Jinggoy Estrada wants to incentivize flexible work arrangements
Former senator and Pwersa ng Masang Pilipino president Jinggoy Estrada said he will help institutionalize and provide incentives for alternative or flexible work arrangements should he succeed in his Senate comeback bid on May 9.
“The COVID-19 pandemic showed us that flexible arrangements like the work-from-home (WFH) set up works. The economy continued to function and workers remained productive even if they’re not physically in their offices,” Estrada said on Saturday.
The former two-term senator said hundreds of thousands, if not millions, of Pinoy workers especially in the Business Process Outsourcing (BPO) industry managed to perform their tasks and even became more productive under the WFH set up.
“Of course, working from home only applies to certain industries. There are jobs like those in manufacturing, agriculture and service industries that still require hands-on and physical presence. These are outside my flexible work arrangement proposal,” he stressed.
The veteran lawmaker said limited transportation and mobility as well as possible spread of COVID-19 infections were some of the reasons why many Filipinos preferred alternative work arrangements during the pandemic. “But I believe we can make it work, too, even when the COVID-19 infection rate goes down and the economy returns to normal,” he explained.
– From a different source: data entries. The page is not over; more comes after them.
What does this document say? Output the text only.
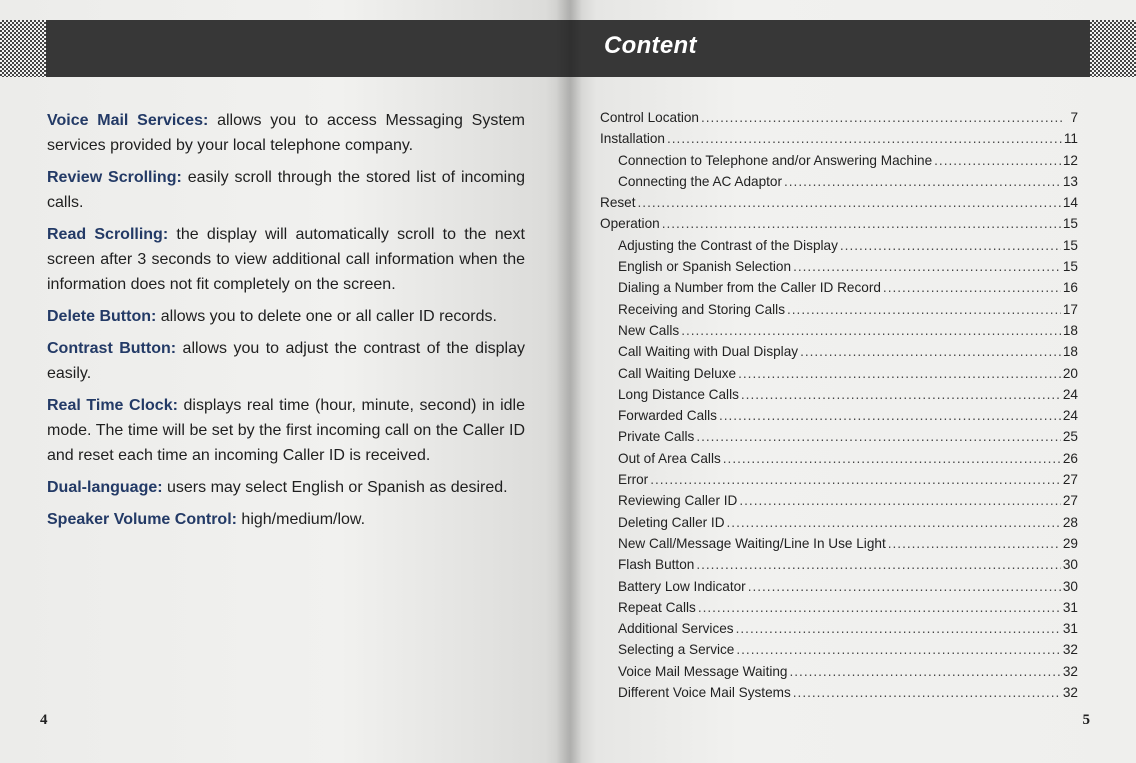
Voice Mail Services: allows you to access Messaging System services provided by your local telephone company.

Review Scrolling: easily scroll through the stored list of incoming calls.

Read Scrolling: the display will automatically scroll to the next screen after 3 seconds to view additional call information when the information does not fit completely on the screen.

Delete Button: allows you to delete one or all caller ID records.

Contrast Button: allows you to adjust the contrast of the display easily.

Real Time Clock: displays real time (hour, minute, second) in idle mode. The time will be set by the first incoming call on the Caller ID and reset each time an incoming Caller ID is received.

Dual-language: users may select English or Spanish as desired.

Speaker Volume Control: high/medium/low.

4
Content
Control Location .....	7
Installation .....	11
Connection to Telephone and/or Answering Machine .....	12
Connecting the AC Adaptor .....	13
Reset .....	14
Operation .....	15
Adjusting the Contrast of the Display .....	15
English or Spanish Selection .....	15
Dialing a Number from the Caller ID Record .....	16
Receiving and Storing Calls .....	17
New Calls .....	18
Call Waiting with Dual Display .....	18
Call Waiting Deluxe .....	20
Long Distance Calls .....	24
Forwarded Calls .....	24
Private Calls .....	25
Out of Area Calls .....	26
Error .....	27
Reviewing Caller ID .....	27
Deleting Caller ID .....	28
New Call/Message Waiting/Line In Use Light .....	29
Flash Button .....	30
Battery Low Indicator .....	30
Repeat Calls .....	31
Additional Services .....	31
Selecting a Service .....	32
Voice Mail Message Waiting .....	32
Different Voice Mail Systems .....	32
5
He said employers and employees should be given the freedom to agree on the best working arrangements. “As long as the work is done properly and employers are happy with the results, I don’t see any reason why we should compel private companies to force their employees to physically report for work,” he said.
Besides, Estrada said, investors bring in money and create jobs hence they deserve incentives. “I think they’re in the best position to determine the most convenient and productive working arrangement for their workers. They deserve flexibility instead of more government intervention,” he stressed.
The lawmaker from San Juan recalled the clamor of BPO workers to be allowed to continue working from home. They cited the difficulty of commuting to and from work, heavy traffic, fear of infection, and the need to look after their children or loved ones.